Une fois que votre médecin ou votre physiothérapeute vous a donné le feu vert pour augmenter votre activité et a confirmé une guérison adéquate, vous pouvez commencer à aborder tout poids pris durant la récupération.

Phase 1 (semaines 1–2 après le feu vert) : Suivez votre apport pour établir votre base actuelle. Reprenez toute activité pour laquelle vous êtes autorisé, en commençant par une faible intensité.

Phase 2 (semaines 3–8 après le feu vert) : Introduisez un déficit modéré de 300 à 400 calories. Augmentez progressivement l'activité à mesure que votre corps le tolère. Maintenez un apport élevé en protéines pour reconstruire le muscle.

Phase 3 (mois 2–4 après le feu vert) : Augmentez l'intensité de l'exercice vers les niveaux d'avant la blessure. Maintenez le déficit jusqu'à atteindre votre poids cible. Priorisez l'entraînement en force pour retrouver la masse musculaire perdue.

Le poids que vous avez pris pendant la blessure est réversible. Le muscle que vous avez perdu peut être reconstruit. Et l'identité active que vous avez ressentie en train de s'échapper reviendra à mesure que vous reprendrez les comportements qui la définissaient.

Questions Fréquemment Posées

Combien de poids les gens prennent-ils généralement après une blessure ?

Cela dépend de la gravité de la blessure et de la durée de la récupération. Les blessures à court terme (2 à 4 semaines d'activité réduite) entraînent généralement une prise de 3 à 6 livres. Les récupérations plus longues (2 à 6 mois d'immobilité significative) peuvent entraîner une prise de 10 à 20 livres. Le principal facteur est la réduction de la dépense énergétique quotidienne, qui peut chuter de 600 à 800 calories par jour.

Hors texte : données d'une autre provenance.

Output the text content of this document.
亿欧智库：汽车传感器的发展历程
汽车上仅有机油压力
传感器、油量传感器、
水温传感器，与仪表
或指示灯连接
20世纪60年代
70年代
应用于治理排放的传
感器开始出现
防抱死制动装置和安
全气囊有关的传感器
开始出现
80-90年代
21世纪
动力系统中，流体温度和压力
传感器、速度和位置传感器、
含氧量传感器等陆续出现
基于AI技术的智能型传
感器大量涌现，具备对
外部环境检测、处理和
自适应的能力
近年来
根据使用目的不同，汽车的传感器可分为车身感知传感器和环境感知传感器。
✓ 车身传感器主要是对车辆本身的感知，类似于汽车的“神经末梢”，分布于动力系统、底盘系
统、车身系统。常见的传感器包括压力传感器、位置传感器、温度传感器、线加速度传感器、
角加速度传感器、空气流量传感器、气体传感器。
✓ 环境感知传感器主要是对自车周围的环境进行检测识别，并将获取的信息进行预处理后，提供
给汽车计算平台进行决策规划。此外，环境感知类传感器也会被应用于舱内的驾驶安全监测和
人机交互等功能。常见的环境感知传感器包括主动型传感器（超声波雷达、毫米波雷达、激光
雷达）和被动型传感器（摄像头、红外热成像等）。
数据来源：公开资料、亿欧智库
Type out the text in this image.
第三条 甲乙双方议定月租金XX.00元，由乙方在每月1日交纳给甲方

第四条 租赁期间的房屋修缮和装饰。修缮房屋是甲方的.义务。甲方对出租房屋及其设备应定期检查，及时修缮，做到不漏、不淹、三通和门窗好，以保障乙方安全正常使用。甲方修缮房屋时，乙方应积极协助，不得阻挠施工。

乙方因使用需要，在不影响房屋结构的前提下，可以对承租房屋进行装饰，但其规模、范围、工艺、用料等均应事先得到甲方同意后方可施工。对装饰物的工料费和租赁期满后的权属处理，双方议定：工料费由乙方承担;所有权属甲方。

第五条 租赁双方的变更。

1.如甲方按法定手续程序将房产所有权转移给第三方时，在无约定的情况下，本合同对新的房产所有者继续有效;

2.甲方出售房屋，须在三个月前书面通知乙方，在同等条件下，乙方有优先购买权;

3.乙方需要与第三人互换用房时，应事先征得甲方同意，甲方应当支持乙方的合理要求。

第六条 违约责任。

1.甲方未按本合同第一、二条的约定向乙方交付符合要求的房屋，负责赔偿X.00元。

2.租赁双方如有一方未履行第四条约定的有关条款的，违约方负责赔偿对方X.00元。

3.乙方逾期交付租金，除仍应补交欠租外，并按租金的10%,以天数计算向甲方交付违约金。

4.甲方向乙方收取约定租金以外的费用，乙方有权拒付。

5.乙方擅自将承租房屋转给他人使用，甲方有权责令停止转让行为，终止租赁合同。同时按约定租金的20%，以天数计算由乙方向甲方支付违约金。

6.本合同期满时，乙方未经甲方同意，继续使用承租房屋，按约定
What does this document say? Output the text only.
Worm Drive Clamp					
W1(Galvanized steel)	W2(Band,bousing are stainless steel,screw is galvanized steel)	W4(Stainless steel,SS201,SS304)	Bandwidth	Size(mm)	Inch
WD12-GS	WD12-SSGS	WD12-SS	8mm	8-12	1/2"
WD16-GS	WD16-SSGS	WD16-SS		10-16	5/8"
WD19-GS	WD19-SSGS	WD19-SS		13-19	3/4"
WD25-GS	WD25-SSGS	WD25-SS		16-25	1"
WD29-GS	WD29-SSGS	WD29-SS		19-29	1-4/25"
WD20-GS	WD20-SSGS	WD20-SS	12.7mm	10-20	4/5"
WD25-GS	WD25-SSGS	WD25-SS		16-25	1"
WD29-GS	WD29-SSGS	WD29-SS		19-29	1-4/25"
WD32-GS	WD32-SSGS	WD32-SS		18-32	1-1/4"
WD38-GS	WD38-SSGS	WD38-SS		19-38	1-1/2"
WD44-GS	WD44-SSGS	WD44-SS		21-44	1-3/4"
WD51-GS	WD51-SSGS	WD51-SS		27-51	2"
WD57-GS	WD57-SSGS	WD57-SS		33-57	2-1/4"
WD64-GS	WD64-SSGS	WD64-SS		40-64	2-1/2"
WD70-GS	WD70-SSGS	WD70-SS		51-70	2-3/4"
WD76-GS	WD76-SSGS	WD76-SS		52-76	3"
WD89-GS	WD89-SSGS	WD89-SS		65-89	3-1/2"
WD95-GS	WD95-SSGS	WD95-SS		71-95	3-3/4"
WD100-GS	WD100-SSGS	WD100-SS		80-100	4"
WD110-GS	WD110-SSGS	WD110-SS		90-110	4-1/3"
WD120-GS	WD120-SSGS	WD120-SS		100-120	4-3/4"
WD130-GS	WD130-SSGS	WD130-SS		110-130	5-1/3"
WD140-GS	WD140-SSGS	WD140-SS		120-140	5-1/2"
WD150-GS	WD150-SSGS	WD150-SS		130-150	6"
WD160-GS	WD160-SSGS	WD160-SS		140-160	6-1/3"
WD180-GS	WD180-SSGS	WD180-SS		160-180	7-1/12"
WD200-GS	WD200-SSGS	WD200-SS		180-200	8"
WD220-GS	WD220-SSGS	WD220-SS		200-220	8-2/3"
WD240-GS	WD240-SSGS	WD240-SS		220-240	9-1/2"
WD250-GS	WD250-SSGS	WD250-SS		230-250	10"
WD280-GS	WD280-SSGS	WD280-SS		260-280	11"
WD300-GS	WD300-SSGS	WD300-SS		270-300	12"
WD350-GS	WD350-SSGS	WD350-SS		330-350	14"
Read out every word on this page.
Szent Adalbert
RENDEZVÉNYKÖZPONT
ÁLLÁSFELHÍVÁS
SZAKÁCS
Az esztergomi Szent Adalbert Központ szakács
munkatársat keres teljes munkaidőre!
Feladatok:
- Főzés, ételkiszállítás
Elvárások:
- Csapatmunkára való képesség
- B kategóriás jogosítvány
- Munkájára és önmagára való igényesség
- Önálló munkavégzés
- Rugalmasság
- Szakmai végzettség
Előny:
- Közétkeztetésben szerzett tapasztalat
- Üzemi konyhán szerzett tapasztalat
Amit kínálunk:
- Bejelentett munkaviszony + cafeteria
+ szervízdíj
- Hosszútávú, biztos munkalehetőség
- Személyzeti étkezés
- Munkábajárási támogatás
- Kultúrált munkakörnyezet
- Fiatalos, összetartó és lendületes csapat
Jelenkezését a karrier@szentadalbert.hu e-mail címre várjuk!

Dois-je manger moins pendant que je suis blessé ?

Vous devez ajuster votre apport pour correspondre à votre dépense énergétique réduite, mais sans restriction agressive. Votre corps a besoin de calories et de protéines adéquates pour guérir. Une réduction modérée par rapport à votre apport habituel (correspondant à votre TDEE blessé) est appropriée. Évitez de manger à un déficit significatif pendant la guérison active.

Vais-je retrouver du muscle après la guérison de ma blessure ?

Oui. La mémoire musculaire — le phénomène par lequel les muscles précédemment entraînés retrouvent leur taille et leur force plus rapidement que les muscles non entraînés — est bien documentée. Des recherches dans Frontiers in Physiology confirment que retrouver du muscle perdu prend généralement 50 à 75 % du temps qu'il a fallu pour le construire à l'origine, à condition d'avoir un apport adéquat en protéines et un entraînement progressif.

Comment puis-je prévenir la prise de poids pendant la récupération d'une blessure ?

Ajustez votre apport calorique pour correspondre à votre TDEE réduit (généralement entre 1 900 et 2 100 calories pour les individus modérément actifs désormais immobilisés). Maintenez un apport élevé en protéines (1,6 à 2,2 g/kg de poids corporel) pour préserver le muscle et soutenir la guérison. Suivez votre alimentation pour rester conscient. Bougez les parties de votre corps que vous pouvez en toute sécurité.

Quand puis-je recommencer à faire de l'exercice après une blessure ?

Uniquement lorsque vous êtes autorisé par votre médecin ou votre physiothérapeute. Reprendre l'exercice trop tôt risque de provoquer une nouvelle blessure, ce qui prolongerait votre période de récupération et de prise de poids. Suivez votre protocole de réhabilitation, et une fois autorisé, commencez à faible intensité et augmentez progressivement.